Гоголь откидывается на стуле, пытается разобраться в себе. Ну да, он хорошо говорит на бенгали, но практически не умеет ни читать, ни писать на этом языке. Во время семейных поездок в Индию его американский акцент вызывал неизменное веселье у родственников, а когда они с Соней разговаривали друг с другом по-английски, тетушки причмокивали губами, качали головами и с изумлением повторяли: «Подумать только, а ведь я ни слова не поняла!» А жить с домашним и официальным именем в стране, где таких различий в принципе не существует, — разве это не причина для очень серьезного внутреннего конфликта? Так, может быть, он действительно ПСИАР? Он оглядывается, пытаясь отыскать знакомые лица, но их нет, это не его круг. Вот Рут наверняка нашла бы кучу знакомых среди этих людей в очках с золотыми оправами, с кожаными папками на коленях. На семинаре также много ПСИАР, он и не подозревал, что в университете их такое количество. Он старается избегать этих «потерявших себя» бывших соотечественников, не желая уподобляться родителям, неизменно выбирающим друзей по национальному признаку.

— Гоголь, а почему ты не член индийской ассоциации? — спрашивает Амит, когда они подходят к стойке бара в «Старом якоре».

— У меня совсем нет времени, — быстро отвечает Гоголь, он не может вообразить большего лицемерия, чем записаться в организацию, члены которой по собственной воле ходят на скучнейшие церемонии, слишком хорошо знакомые ему с самого детства. — Извини, теперь меня зовут Никхил, — говорит он и внезапно

С тоской понимает, что эти слова ему придется произнести еще много тысяч раз. Сколько раз он будет напоминать людям о том, что у него теперь новое имя, и просить их забыть старое? Как долго он будет чувствовать себя так, словно на груди у него прикреплена табличка «Я не тот, за кого вы меня принимаете»?

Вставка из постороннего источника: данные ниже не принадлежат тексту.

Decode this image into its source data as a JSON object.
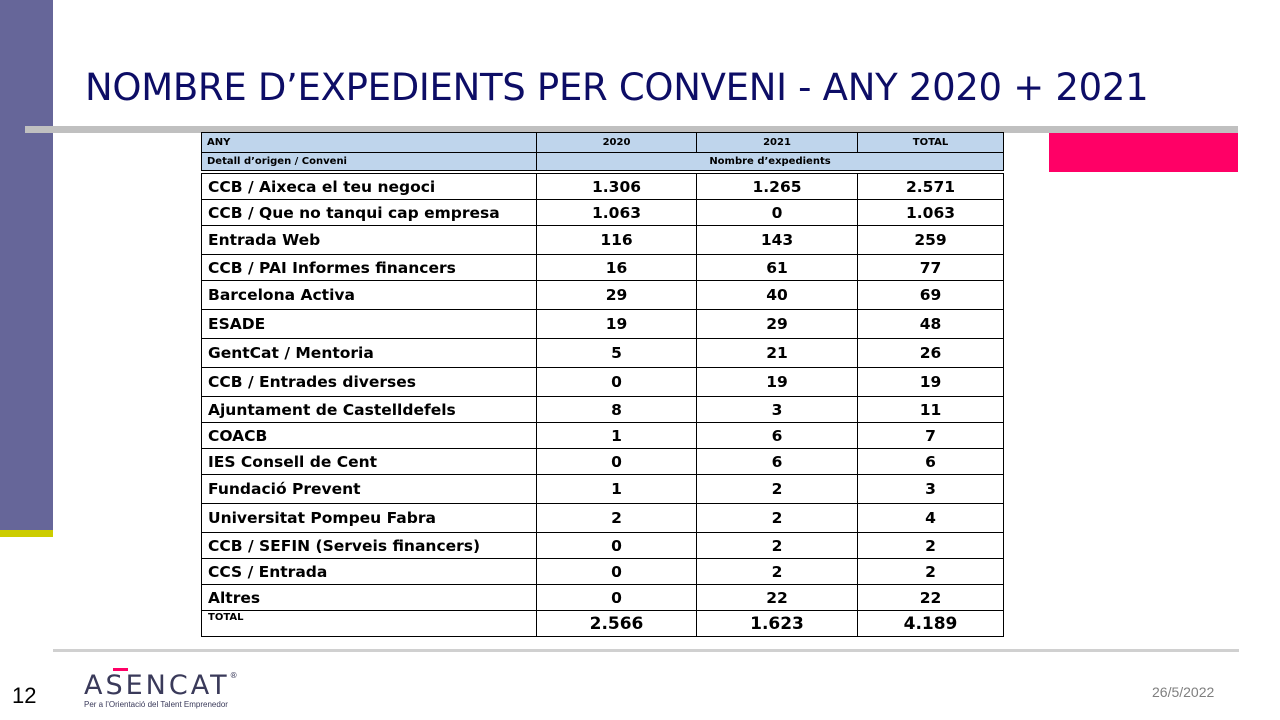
{
  "slide": {
    "title": "NOMBRE D’EXPEDIENTS PER CONVENI - ANY 2020 + 2021",
    "page_number": "12",
    "date": "26/5/2022",
    "logo": {
      "name": "ASENCAT",
      "registered": "®",
      "tagline": "Per a l’Orientació del Talent Emprenedor"
    }
  },
  "colors": {
    "sidebar": "#666699",
    "sidebar_accent": "#cccc00",
    "title": "#0d0d66",
    "pink_block": "#ff0066",
    "header_fill": "#bfd5ec"
  },
  "table": {
    "header1": {
      "c0": "ANY",
      "c1": "2020",
      "c2": "2021",
      "c3": "TOTAL"
    },
    "header2": {
      "c0": "Detall d’origen  / Conveni",
      "span": "Nombre d’expedients"
    },
    "rows": [
      {
        "name": "CCB / Aixeca el teu negoci",
        "y2020": "1.306",
        "y2021": "1.265",
        "total": "2.571"
      },
      {
        "name": "CCB / Que no tanqui cap empresa",
        "y2020": "1.063",
        "y2021": "0",
        "total": "1.063"
      },
      {
        "name": "Entrada Web",
        "y2020": "116",
        "y2021": "143",
        "total": "259"
      },
      {
        "name": "CCB / PAI Informes financers",
        "y2020": "16",
        "y2021": "61",
        "total": "77"
      },
      {
        "name": "Barcelona Activa",
        "y2020": "29",
        "y2021": "40",
        "total": "69"
      },
      {
        "name": "ESADE",
        "y2020": "19",
        "y2021": "29",
        "total": "48"
      },
      {
        "name": "GentCat / Mentoria",
        "y2020": "5",
        "y2021": "21",
        "total": "26"
      },
      {
        "name": "CCB / Entrades  diverses",
        "y2020": "0",
        "y2021": "19",
        "total": "19"
      },
      {
        "name": "Ajuntament de Castelldefels",
        "y2020": "8",
        "y2021": "3",
        "total": "11"
      },
      {
        "name": "COACB",
        "y2020": "1",
        "y2021": "6",
        "total": "7"
      },
      {
        "name": "IES Consell de Cent",
        "y2020": "0",
        "y2021": "6",
        "total": "6"
      },
      {
        "name": "Fundació Prevent",
        "y2020": "1",
        "y2021": "2",
        "total": "3"
      },
      {
        "name": "Universitat Pompeu Fabra",
        "y2020": "2",
        "y2021": "2",
        "total": "4"
      },
      {
        "name": "CCB / SEFIN (Serveis financers)",
        "y2020": "0",
        "y2021": "2",
        "total": "2"
      },
      {
        "name": "CCS / Entrada",
        "y2020": "0",
        "y2021": "2",
        "total": "2"
      },
      {
        "name": "Altres",
        "y2020": "0",
        "y2021": "22",
        "total": "22"
      }
    ],
    "total": {
      "label": "TOTAL",
      "y2020": "2.566",
      "y2021": "1.623",
      "total": "4.189"
    }
  }
}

На четвертом курсе, возвращаясь в Бостон на День благодарения, Гоголь садится в поезд один — они с Рут расстались. Рут не вернулась после семестра в Оксфорде, написала, что остается на летний курс, поскольку преподаватель литературы, которым она особенно восхищалась, с осени уходит на пенсию. Гоголь провел лето на Пембертон-роуд с родителями. Ему предложили бесплатную практику в маленькой архитектурной фирме в Кембридже, где в его обязанности входило в основном бегать за кофе и сандвичами в ближайшую забегаловку. Впрочем, он несколько раз выезжал на объекты, фотографировал, сделал несколько чертежей. Чтобы заработать, он по ночам мыл посуду в итальянском ресторане. Августовским вечером он встретил Рут в аэропорту Логан в Бостоне и отвез в отель, заплатив за номер деньгами, заработанными мытьем посуды. Номер был тихим, с окном в сад, стены оклеены розово-кремовыми полосатыми обоями. В первый раз в жизни они занимались любовью на двуспальной кровати. Потом вышли поесть, поскольку денег на обслуживание в номере у них не хватило. Они прошлись по Ньюбери-стрит до греческого ресторанчика со столиками, вынесенными на улицу. День выдался необыкновенно жаркий. Внешне Рут не изменилась, но теперь ее речь пестрела словечками и оборотами, которые она подцепила в Англии, вроде «я полагаю», «предположительно» или «вообрази себе». Она взахлеб рассказывала об учебе и о том, как ей понравился Старый Свет, о Барселоне и Риме, куда она успела съездить. Рут сказала, что хотела бы вернуться в Англию после окончания университета, чтобы поступить в аспирантуру.

— Там наверняка есть архитектурные колледжи, — сказала она. — Хочешь, поедем вместе?

На следующее утро он посадил ее на автобус, отправляющийся в Мэн.